We encountered water and my brother put his hand in. It was cool. I followed suit. It was wet. We came across a swampy section, and with the balance of acrobats, we made it across several logs. Then we came across a swampier swamp. There was no crossing in our sneakers, so we turned back, encountering a slightly different path with inclines that measured maybe 45 degrees. “Lean back” became the motto so that “Tumbling Head Over Heels” did not.
|A place for fine dining|
I was like, “Are those hawks?”
He was like, “Look at the ones with the silver tips” and then “the others have the white across, see?” One of them was a turkey vulture and one of them was a black vulture and of those two, one of them was rare. Neither was a hawk. I need to brush up on my mad birding skillz.
We thanked him and then hit the bathrooms, which were inside. Score! No porta potty grossness!
|When you sit on the toilet, you can feel a breeze. Like from below.|
Then we went all around the castle and found Grand Central Station in addition to some paths down by the river, which I think was the Connecticut River. Because we were in Connecticut. We then climbed back up and around the other side of the castle and took a peek inside through the windows. The room we saw looked like a sunroom. The castle is closed on Tuesdays because of budget cuts. The gift shop was open though, and we learned there that Gillette is William Gillette who played Sherlock Holmes in some film at some time.

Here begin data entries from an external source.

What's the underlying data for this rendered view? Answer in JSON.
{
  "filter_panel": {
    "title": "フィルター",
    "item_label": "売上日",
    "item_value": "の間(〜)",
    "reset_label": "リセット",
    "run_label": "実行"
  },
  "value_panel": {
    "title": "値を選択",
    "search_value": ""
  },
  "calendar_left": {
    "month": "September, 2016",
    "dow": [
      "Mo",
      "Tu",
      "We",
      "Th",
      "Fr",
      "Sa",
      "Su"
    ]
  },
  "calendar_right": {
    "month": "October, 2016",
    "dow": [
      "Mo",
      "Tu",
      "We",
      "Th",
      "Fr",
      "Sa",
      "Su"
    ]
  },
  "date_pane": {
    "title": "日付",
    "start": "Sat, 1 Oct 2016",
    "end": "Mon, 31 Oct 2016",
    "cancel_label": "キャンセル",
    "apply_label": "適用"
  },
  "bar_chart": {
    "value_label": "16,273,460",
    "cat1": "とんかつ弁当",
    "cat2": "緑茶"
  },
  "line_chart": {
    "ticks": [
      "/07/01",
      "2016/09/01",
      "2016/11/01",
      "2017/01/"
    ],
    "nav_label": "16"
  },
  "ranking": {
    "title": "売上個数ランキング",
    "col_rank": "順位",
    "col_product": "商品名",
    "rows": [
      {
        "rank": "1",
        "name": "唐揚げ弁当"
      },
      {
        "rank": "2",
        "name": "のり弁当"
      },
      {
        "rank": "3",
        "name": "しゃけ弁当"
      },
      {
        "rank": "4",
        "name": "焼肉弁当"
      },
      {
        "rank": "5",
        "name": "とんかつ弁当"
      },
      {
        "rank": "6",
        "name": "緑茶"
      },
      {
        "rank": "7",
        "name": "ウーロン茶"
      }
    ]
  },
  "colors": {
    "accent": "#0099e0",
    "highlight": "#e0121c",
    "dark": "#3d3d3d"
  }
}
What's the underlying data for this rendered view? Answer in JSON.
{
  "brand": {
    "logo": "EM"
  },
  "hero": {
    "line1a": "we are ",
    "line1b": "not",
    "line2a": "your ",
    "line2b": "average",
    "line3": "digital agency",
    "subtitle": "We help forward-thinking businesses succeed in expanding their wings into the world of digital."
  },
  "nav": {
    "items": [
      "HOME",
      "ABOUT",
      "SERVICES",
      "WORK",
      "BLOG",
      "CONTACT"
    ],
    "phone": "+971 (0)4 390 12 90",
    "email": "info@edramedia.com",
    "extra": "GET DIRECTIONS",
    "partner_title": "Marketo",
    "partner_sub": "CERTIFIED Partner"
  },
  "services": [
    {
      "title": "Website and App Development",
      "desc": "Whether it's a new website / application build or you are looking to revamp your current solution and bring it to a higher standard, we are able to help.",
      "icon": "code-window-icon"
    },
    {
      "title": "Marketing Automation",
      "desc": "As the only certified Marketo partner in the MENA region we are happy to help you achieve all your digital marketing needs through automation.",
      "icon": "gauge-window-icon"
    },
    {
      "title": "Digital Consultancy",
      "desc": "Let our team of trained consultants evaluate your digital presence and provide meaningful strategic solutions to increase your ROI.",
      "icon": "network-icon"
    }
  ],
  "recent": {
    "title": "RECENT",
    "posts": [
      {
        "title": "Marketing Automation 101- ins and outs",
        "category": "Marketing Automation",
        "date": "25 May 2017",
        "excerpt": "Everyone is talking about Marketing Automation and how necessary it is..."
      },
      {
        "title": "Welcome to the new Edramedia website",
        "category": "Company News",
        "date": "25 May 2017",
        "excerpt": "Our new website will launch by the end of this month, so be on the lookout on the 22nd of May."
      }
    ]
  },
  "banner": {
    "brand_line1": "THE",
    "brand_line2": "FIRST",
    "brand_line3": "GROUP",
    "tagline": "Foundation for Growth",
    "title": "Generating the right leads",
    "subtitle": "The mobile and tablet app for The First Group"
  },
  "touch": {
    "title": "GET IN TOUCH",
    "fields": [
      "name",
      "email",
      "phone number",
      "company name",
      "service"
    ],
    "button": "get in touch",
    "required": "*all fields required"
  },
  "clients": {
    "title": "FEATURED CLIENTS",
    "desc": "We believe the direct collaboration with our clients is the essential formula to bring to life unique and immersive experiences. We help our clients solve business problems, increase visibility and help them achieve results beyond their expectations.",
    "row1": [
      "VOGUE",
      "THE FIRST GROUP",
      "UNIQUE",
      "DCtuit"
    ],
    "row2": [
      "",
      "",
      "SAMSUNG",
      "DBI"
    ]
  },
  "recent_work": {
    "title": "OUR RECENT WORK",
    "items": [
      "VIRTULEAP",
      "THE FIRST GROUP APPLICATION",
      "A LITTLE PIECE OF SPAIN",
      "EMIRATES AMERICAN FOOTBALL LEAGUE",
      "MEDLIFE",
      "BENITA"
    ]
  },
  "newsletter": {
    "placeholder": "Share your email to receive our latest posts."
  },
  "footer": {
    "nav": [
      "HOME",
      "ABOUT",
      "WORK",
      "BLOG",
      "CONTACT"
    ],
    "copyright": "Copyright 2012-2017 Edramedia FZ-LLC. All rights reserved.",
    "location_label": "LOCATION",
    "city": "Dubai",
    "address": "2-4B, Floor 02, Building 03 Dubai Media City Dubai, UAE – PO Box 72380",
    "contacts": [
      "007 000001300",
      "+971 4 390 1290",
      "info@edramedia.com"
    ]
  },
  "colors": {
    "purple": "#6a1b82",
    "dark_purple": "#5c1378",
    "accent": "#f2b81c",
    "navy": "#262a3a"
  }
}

We decided that this park was not going to happen. We’d driven through and around and back and saw lots of trees on either side of the road, and that was good enough for us.
Onto the Arboretum! We parked at the first spot we could find in front of a trail map and started hiking the first trail we saw. The trails criss-crossed, orange over purple, purple over teal. We went onto the swamp walk, and this one was better than the first swamp we’d encountered because this had a wooden foot path built up in it. We had no idea how long it was or if it would end, but when we found the end, we couldn’t find the path we’d started to take, so we looped around to a different one. These paths were clearly marked even though the trails sort of morphed into each other.
On our way to the exit, we found that there was a whole other parking lot and some gardens that we’d missed. Having seen enough foliage for the dead, we headed to the diner.
Curley’s is a tiny down-home diner in the middle of large urban modernity. The second we walked in, we were like, this is the place for us. We ordered. I changed. The food was delicious. Then I panicked that we were at the wrong Curley’s because I didn’t see any writers there yet. Not that I knew what anyone in the group would look like. Then in came the host for the evening and then the poets flooded in. Ahh, now I was really at home.
|I clean up real good.|
We heard from several of the poets who read their own works or poems by other people they liked. I sat next to the owner of the diner who entertained me with tales of ancient Greece and then read a poem of mythic themes. On the other side of me was a wonderful German woman who read a Rothke poem. I usually don’t point out ethnicities, but the first thing the diner owner asked when I sat down was if I was Italian. So funny.
The night wound down a bit before 10 and then we hit the road home. From way out in Eastern Connecticut to closeby Stamford to Bayside to Long Island, through the woods, through the poems, through the diner and home: that’s how to do day tripping right.